Decker aprovechó el momento. Mientras Boone estaba sujeto, corrió hacia las puertas. No había mucha distancia. Cuando Boone consiguió liberarse de Narcisse, su enemigo había desaparecido de aquella tierra sin consagrar. Boone salió en pos de él, pero cuando llegaba a medio camino de las puertas oyó cerrarse la puerta del coche del doctor y el motor se puso en marcha. ¡Maldito!

—¿Qué mierda puedo hacer con esto? —oyó gemir a Narcisse. Volvió al lugar. El hombre tenía sus intestinos en las manos sin saber cómo arreglarlos.

—Vé abajo —dijo rotundamente. Era inútil quejarse de la intromisión de Narcisse—. Alguien te ayudará.

—No puedo. Sabrán que he estado aquí.

—¿Te crees que no lo saben ya? —replicó Boone—. Ellos lo saben todo. Ya no estaba preocupado por Narcisse. Era el cuerpo tendido en el camino lo que reclamaba su atención. En su ansia de aterrorizar a Decker, había olvidado completamente a Lori.

—Nos echarán a los dos —decía Narcisse.

—Tal vez —dijo Boone.

—¿Qué podemos hacer?

—Vete abajo —dijo Boone cansadamente—. Dile a mister Lylesburg que yo te he descarriado.

—¿Has sido tú? —dijo Narcisse. Luego, acariciando la idea, añadió—: Sí, creo que sí. Se marchó llevándose sus intestinos.

Boone se arrodilló junto a Lori. Su aroma le aturdió, la suavidad de su piel bajo sus palmas era casi abrumadora. Todavía estaba viva y su pulso latía con fuerza, a pesar de todo lo que habría soportado de manos de Decker. Mirando su suave rostro, se le ocurrió que podía despertarse y verle en la forma que tenía tras el mordisco de Peloquin y esto le desazonó sobremanera. En presencia de Decker se había sentido orgulloso de llamarse monstruo, de exhibir su condición de Engendro de la Noche. Pero ahora, mirando a la mujer que había amado y que le había amado a su vez por su fragilidad y su condición humana, se sentía avergonzado.

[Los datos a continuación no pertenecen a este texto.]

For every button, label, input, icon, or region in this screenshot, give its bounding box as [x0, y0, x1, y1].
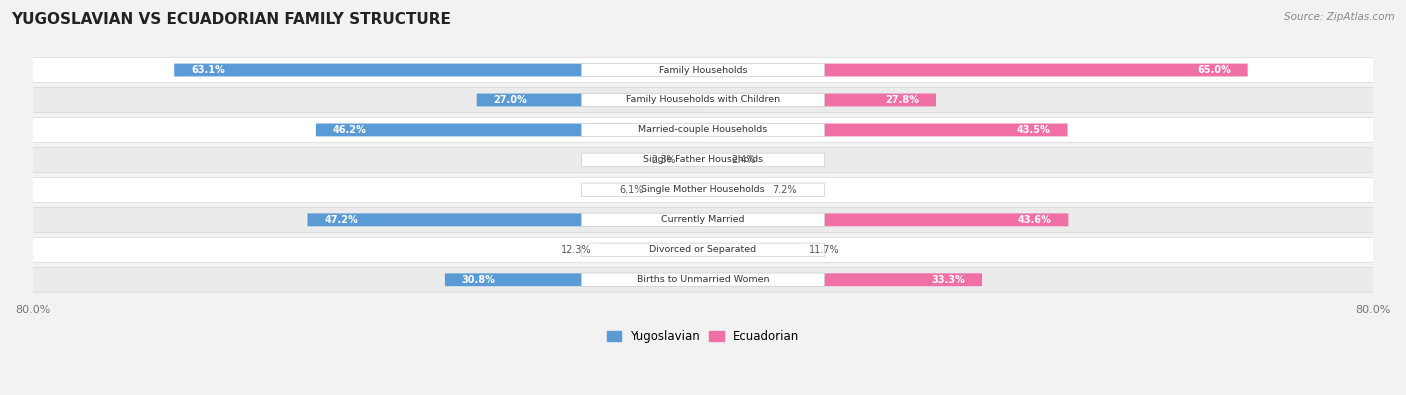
FancyBboxPatch shape — [582, 183, 824, 197]
Text: 47.2%: 47.2% — [325, 215, 359, 225]
Text: 63.1%: 63.1% — [191, 65, 225, 75]
Text: 33.3%: 33.3% — [932, 275, 966, 285]
Text: 43.5%: 43.5% — [1017, 125, 1050, 135]
FancyBboxPatch shape — [703, 124, 1067, 136]
Text: Source: ZipAtlas.com: Source: ZipAtlas.com — [1284, 12, 1395, 22]
FancyBboxPatch shape — [444, 273, 703, 286]
FancyBboxPatch shape — [32, 58, 1374, 83]
FancyBboxPatch shape — [32, 177, 1374, 202]
FancyBboxPatch shape — [703, 154, 723, 166]
FancyBboxPatch shape — [477, 94, 703, 106]
Text: Family Households with Children: Family Households with Children — [626, 96, 780, 105]
FancyBboxPatch shape — [703, 64, 1247, 77]
Text: Single Mother Households: Single Mother Households — [641, 185, 765, 194]
Text: Currently Married: Currently Married — [661, 215, 745, 224]
Text: 65.0%: 65.0% — [1197, 65, 1230, 75]
Text: Family Households: Family Households — [659, 66, 747, 75]
FancyBboxPatch shape — [652, 183, 703, 196]
FancyBboxPatch shape — [582, 213, 824, 227]
FancyBboxPatch shape — [582, 93, 824, 107]
Text: 46.2%: 46.2% — [333, 125, 367, 135]
FancyBboxPatch shape — [582, 243, 824, 256]
Text: YUGOSLAVIAN VS ECUADORIAN FAMILY STRUCTURE: YUGOSLAVIAN VS ECUADORIAN FAMILY STRUCTU… — [11, 12, 451, 27]
Text: 30.8%: 30.8% — [461, 275, 495, 285]
FancyBboxPatch shape — [582, 153, 824, 167]
FancyBboxPatch shape — [703, 94, 936, 106]
Text: 12.3%: 12.3% — [561, 245, 592, 255]
FancyBboxPatch shape — [32, 118, 1374, 142]
FancyBboxPatch shape — [32, 207, 1374, 232]
FancyBboxPatch shape — [582, 273, 824, 286]
Text: Single Father Households: Single Father Households — [643, 155, 763, 164]
FancyBboxPatch shape — [703, 273, 981, 286]
Text: 27.0%: 27.0% — [494, 95, 527, 105]
FancyBboxPatch shape — [582, 123, 824, 137]
FancyBboxPatch shape — [32, 267, 1374, 292]
FancyBboxPatch shape — [32, 88, 1374, 113]
Text: 11.7%: 11.7% — [810, 245, 839, 255]
FancyBboxPatch shape — [32, 237, 1374, 262]
FancyBboxPatch shape — [308, 213, 703, 226]
FancyBboxPatch shape — [703, 183, 763, 196]
Text: 43.6%: 43.6% — [1018, 215, 1052, 225]
FancyBboxPatch shape — [600, 243, 703, 256]
Legend: Yugoslavian, Ecuadorian: Yugoslavian, Ecuadorian — [602, 325, 804, 348]
Text: 27.8%: 27.8% — [886, 95, 920, 105]
FancyBboxPatch shape — [683, 154, 703, 166]
FancyBboxPatch shape — [582, 63, 824, 77]
Text: Divorced or Separated: Divorced or Separated — [650, 245, 756, 254]
FancyBboxPatch shape — [703, 243, 801, 256]
FancyBboxPatch shape — [32, 147, 1374, 172]
FancyBboxPatch shape — [703, 213, 1069, 226]
FancyBboxPatch shape — [316, 124, 703, 136]
Text: Births to Unmarried Women: Births to Unmarried Women — [637, 275, 769, 284]
Text: 6.1%: 6.1% — [619, 185, 644, 195]
Text: 2.4%: 2.4% — [731, 155, 756, 165]
Text: 7.2%: 7.2% — [772, 185, 796, 195]
Text: 2.3%: 2.3% — [651, 155, 675, 165]
FancyBboxPatch shape — [174, 64, 703, 77]
Text: Married-couple Households: Married-couple Households — [638, 126, 768, 134]
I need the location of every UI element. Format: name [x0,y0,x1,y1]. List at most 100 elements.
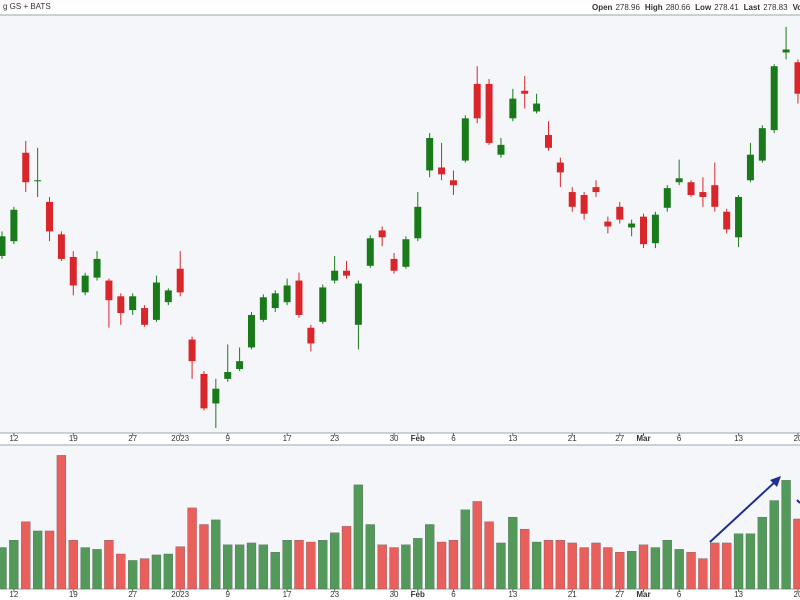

Inhaló. Su voluntad hizo que la carne humease y que sus pulmones volvieran a su cuerpo. Era un proceso tan extraño en su facilidad como en su naturaleza. Cuan rápidamente se había acostumbrado a lo que una vez llamara milagroso...

Pero él no era ninguna maravilla comparado con aquella mujer. El hecho de que ella hubiera tenido tanta fe como para venir a buscarle con la muerte en los talones era más de lo que podía esperar ningún hombre natural, y para uno como él, era un auténtico milagro. La condición humana de ella le enorgulleció de lo que había sido y de lo que pretendía ser todavía.

Así, fue en su forma humana cómo la recogió y la llevó tiernamente bajo tierra.